All you have to do is tune into the average sitcom and you know the truth about sustained, long-term relationships, right? Married couples stop having sex. They fall out of love and spend the bulk of the time getting on each other’s nerves. The men leave their women for 20-something blondes or sports cars and the women channel all their attention into the kids, growing distant from their husbands and disinterested in pleasing them.
And, those few couples that manage to stay seemingly happy for the duration of raising their families, are then inevitably hit by a curve ball when college time comes and Empty Nest Syndrome sets in. They find they’ve got nothing left to talk about!
If you’re worried that it’s just a matter of time before your relationship implodes… or worse still, simply fizzles in the face of time, think again! These myths about lasting love are exactly that – myths! Here’s why:
Fall out of love
Couples don’t simply fall out of love We’re all always changing. This much is true. However, in a truly communicative relationship, people grow together. That doesn’t mean they always get along – or that they never annoy each other. But committed couples who share their lives (the good, the bad and the boring) with their partners learn to weather the highs and lows of life and inevitably, by virtue of shared experience and mutual support, become closer… not more distant.
The trick to making sure you don’t “fall out of love,” is working on staying in it. It may sound cheesy, but a relationship is like anything else. Tend to it, nurture it, pay attention to it and you won’t be caught off guard… at least not too often. And when problems or situations arise that seem like they’re out of left field, you’ll have the ability to reign them in and work through them together.
Sex can improve
We’ve all heard the stories of the middle-aged couples for whom sex simply stops mattering. Sure, this can happen. But the idea that sex will inevitably stop or slow down – or become monotonous – is a fallacy. The safer you feel with your mate, the more open the two of you will be to expressing your needs and interests in the bedroom. According to a recent Canadian study, which revealed that what partners communicate about what they want in bed is directly linked to how happy they are with their sex lives, expressing themselves (and listening to their mate) is the key to sustaining a satisfying sexual relationship. And the benefits of openness don’t stop there. In addition to fostering mutual satisfaction during the sex itself, if you make it a point to talk about sex (no matter how difficult it is at first), you’ll find that it increases intimacy and makes your relationship outside the bedroom a spicier, more playful one.
Mid-life does not mean mutiny!
It’s true that people re-assess their lives in their 40s and 50s, but what used to be called the “mid-life crisis” is not restricted to men, and it’s not usually a crisis! Rather, it’s a natural re-evaluation that comes as perspectives shift and life transitions occur. After all, transitions don’t stop once you say I do or grab the brass ring! Careers plateau, kids go off to college, that passion you’ve suppressed becomes a driving force as opposed to a backseat passenger… all things that should make individuals and couples have a look at their lives and how they want to be leading them. Change is scary, but it can also be inspiring. And making a personal shift can be reinvigorating to a relationship.
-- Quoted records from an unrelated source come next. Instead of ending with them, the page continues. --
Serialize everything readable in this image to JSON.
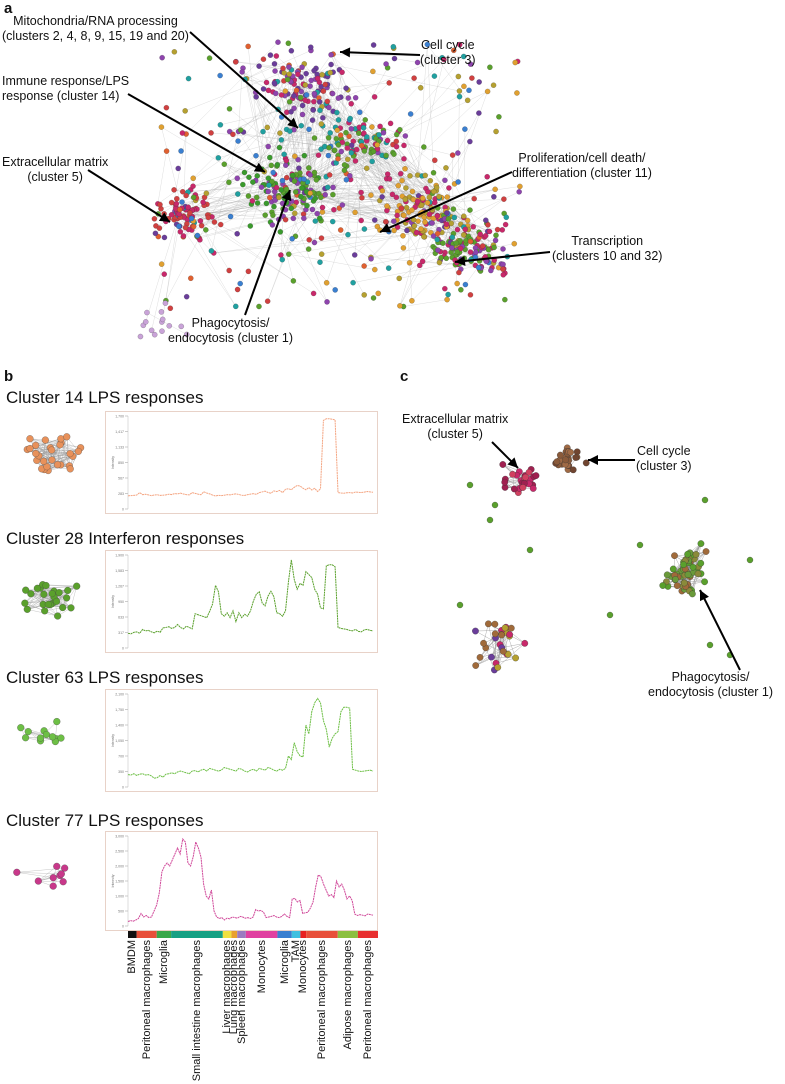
{
  "panels": {
    "a": {
      "letter": "a",
      "annotations": {
        "mitochondria": [
          "Mitochondria/RNA processing",
          "(clusters 2, 4, 8, 9, 15, 19 and 20)"
        ],
        "cell_cycle": [
          "Cell cycle",
          "(cluster 3)"
        ],
        "immune": [
          "Immune response/LPS",
          "response (cluster 14)"
        ],
        "extracellular": [
          "Extracellular matrix",
          "(cluster 5)"
        ],
        "proliferation": [
          "Proliferation/cell death/",
          "differentiation (cluster 11)"
        ],
        "transcription": [
          "Transcription",
          "(clusters 10 and 32)"
        ],
        "phagocytosis": [
          "Phagocytosis/",
          "endocytosis (cluster 1)"
        ]
      }
    },
    "b": {
      "letter": "b"
    },
    "c": {
      "letter": "c",
      "annotations": {
        "extracellular": [
          "Extracellular matrix",
          "(cluster 5)"
        ],
        "cell_cycle": [
          "Cell cycle",
          "(cluster 3)"
        ],
        "phagocytosis": [
          "Phagocytosis/",
          "endocytosis (cluster 1)"
        ]
      }
    }
  },
  "colors": {
    "cluster14": "#f4a582",
    "cluster28": "#5aa02c",
    "cluster63": "#6dbf45",
    "cluster77": "#d0499a",
    "edge": "#b8b8b8"
  },
  "chart_data": [
    {
      "type": "line",
      "title": "Cluster 14 LPS responses",
      "ylabel": "Intensity",
      "values": [
        240,
        245,
        250,
        255,
        300,
        262,
        270,
        258,
        244,
        256,
        262,
        248,
        252,
        258,
        270,
        264,
        282,
        276,
        290,
        274,
        262,
        258,
        300,
        286,
        272,
        262,
        314,
        292,
        276,
        255,
        238,
        250,
        245,
        252,
        262,
        258,
        270,
        276,
        265,
        252,
        248,
        262,
        272,
        280,
        268,
        300,
        312,
        326,
        302,
        288,
        330,
        318,
        340,
        300,
        360,
        370,
        352,
        396,
        430,
        420,
        380,
        352,
        392,
        348,
        378,
        320,
        370,
        1620,
        1650,
        1650,
        1640,
        1630,
        300,
        292,
        288,
        296,
        300,
        292,
        310,
        305,
        302,
        308,
        320,
        312,
        306
      ],
      "ylim": [
        0,
        1700
      ]
    },
    {
      "type": "line",
      "title": "Cluster 28 Interferon responses",
      "ylabel": "Intensity",
      "values": [
        300,
        290,
        320,
        330,
        300,
        380,
        350,
        360,
        330,
        310,
        345,
        320,
        410,
        420,
        435,
        400,
        420,
        480,
        420,
        390,
        445,
        420,
        390,
        700,
        680,
        660,
        640,
        620,
        750,
        900,
        1280,
        1150,
        700,
        650,
        720,
        620,
        760,
        540,
        720,
        620,
        690,
        650,
        760,
        960,
        1100,
        1150,
        920,
        860,
        1060,
        1160,
        1050,
        720,
        700,
        650,
        760,
        1350,
        1800,
        1400,
        1200,
        1320,
        1280,
        1560,
        1500,
        1440,
        1200,
        1100,
        820,
        800,
        1680,
        1700,
        1700,
        1660,
        420,
        400,
        390,
        380,
        360,
        350,
        380,
        340,
        330,
        370,
        380,
        360,
        350
      ],
      "ylim": [
        0,
        1900
      ]
    },
    {
      "type": "line",
      "title": "Cluster 63 LPS responses",
      "ylabel": "Intensity",
      "values": [
        280,
        270,
        300,
        260,
        290,
        300,
        270,
        280,
        250,
        200,
        210,
        260,
        220,
        290,
        300,
        320,
        300,
        340,
        360,
        340,
        320,
        300,
        360,
        370,
        340,
        380,
        400,
        360,
        420,
        400,
        380,
        360,
        380,
        440,
        420,
        400,
        380,
        360,
        420,
        400,
        360,
        340,
        380,
        400,
        360,
        420,
        400,
        380,
        440,
        420,
        380,
        360,
        400,
        380,
        420,
        700,
        620,
        1000,
        800,
        700,
        680,
        1400,
        1200,
        1700,
        1900,
        2000,
        1900,
        1500,
        1300,
        900,
        1100,
        1200,
        1250,
        1700,
        1800,
        1800,
        1780,
        400,
        380,
        360,
        350,
        360,
        370,
        380,
        360
      ],
      "ylim": [
        0,
        2100
      ]
    },
    {
      "type": "line",
      "title": "Cluster 77 LPS responses",
      "ylabel": "Intensity",
      "values": [
        150,
        180,
        160,
        200,
        250,
        420,
        300,
        350,
        280,
        300,
        500,
        700,
        1100,
        1800,
        2000,
        2100,
        2000,
        2200,
        2400,
        2600,
        2400,
        2900,
        2800,
        2100,
        2000,
        2300,
        2800,
        2600,
        2300,
        1400,
        1000,
        900,
        1200,
        500,
        300,
        250,
        280,
        200,
        260,
        240,
        300,
        280,
        260,
        320,
        300,
        260,
        280,
        250,
        300,
        550,
        500,
        520,
        460,
        280,
        300,
        320,
        350,
        300,
        280,
        320,
        400,
        320,
        280,
        900,
        920,
        800,
        850,
        420,
        440,
        460,
        600,
        800,
        1300,
        1700,
        1650,
        1400,
        1200,
        1000,
        1050,
        950,
        1500,
        1300,
        1400,
        1200,
        900,
        1000,
        850,
        400,
        350,
        380,
        360,
        340,
        400,
        380,
        360
      ],
      "ylim": [
        0,
        3000
      ]
    }
  ],
  "tissues": [
    {
      "label": "BMDM",
      "color": "#111111",
      "start": 0,
      "end": 3
    },
    {
      "label": "Peritoneal macrophages",
      "color": "#e8503a",
      "start": 3,
      "end": 10
    },
    {
      "label": "Microglia",
      "color": "#3aa84a",
      "start": 10,
      "end": 15
    },
    {
      "label": "Small intestine macrophages",
      "color": "#16a083",
      "start": 15,
      "end": 33
    },
    {
      "label": "Liver macrophages",
      "color": "#f0e040",
      "start": 33,
      "end": 36
    },
    {
      "label": "Lung macrophages",
      "color": "#e8a030",
      "start": 36,
      "end": 38
    },
    {
      "label": "Spleen macrophages",
      "color": "#9b7bc0",
      "start": 38,
      "end": 41
    },
    {
      "label": "Monocytes",
      "color": "#e040a0",
      "start": 41,
      "end": 52
    },
    {
      "label": "Microglia",
      "color": "#3a7fd0",
      "start": 52,
      "end": 57
    },
    {
      "label": "TAM",
      "color": "#40c0e0",
      "start": 57,
      "end": 60
    },
    {
      "label": "Monocytes",
      "color": "#e82020",
      "start": 60,
      "end": 62
    },
    {
      "label": "Peritoneal macrophages",
      "color": "#e8503a",
      "start": 62,
      "end": 73
    },
    {
      "label": "Adipose macrophages",
      "color": "#8cc040",
      "start": 73,
      "end": 80
    },
    {
      "label": "Peritoneal macrophages",
      "color": "#e83030",
      "start": 80,
      "end": 87
    }
  ]
}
Pursuing your passion or supporting your spouse in doing something they’d like to do breathes new life into your partnership rather than creating distance. After all, the goal is to be two fulfilled, constantly evolving parts of a fulfilling and consistently expanding whole.
An empty nest is not empty
Lastly, if your big fear is that your kids will go away to college or move out of the house and you’ll have nothing to say to your spouse, take heed. Marriages do not dissipate in an instant. And if you’ve taken the time to foster your relationship over the years – even when the kids have taken priority (which is often an inevitable part of parenting), you will find yourself faced with an exciting new chapter rather than a terrifying and potentially distant one. Talk about an opportunity for spicing things up! Now you two can focus on each other again… and on yourselves. And the best part is, you’ll have the time, energy and more money to do it.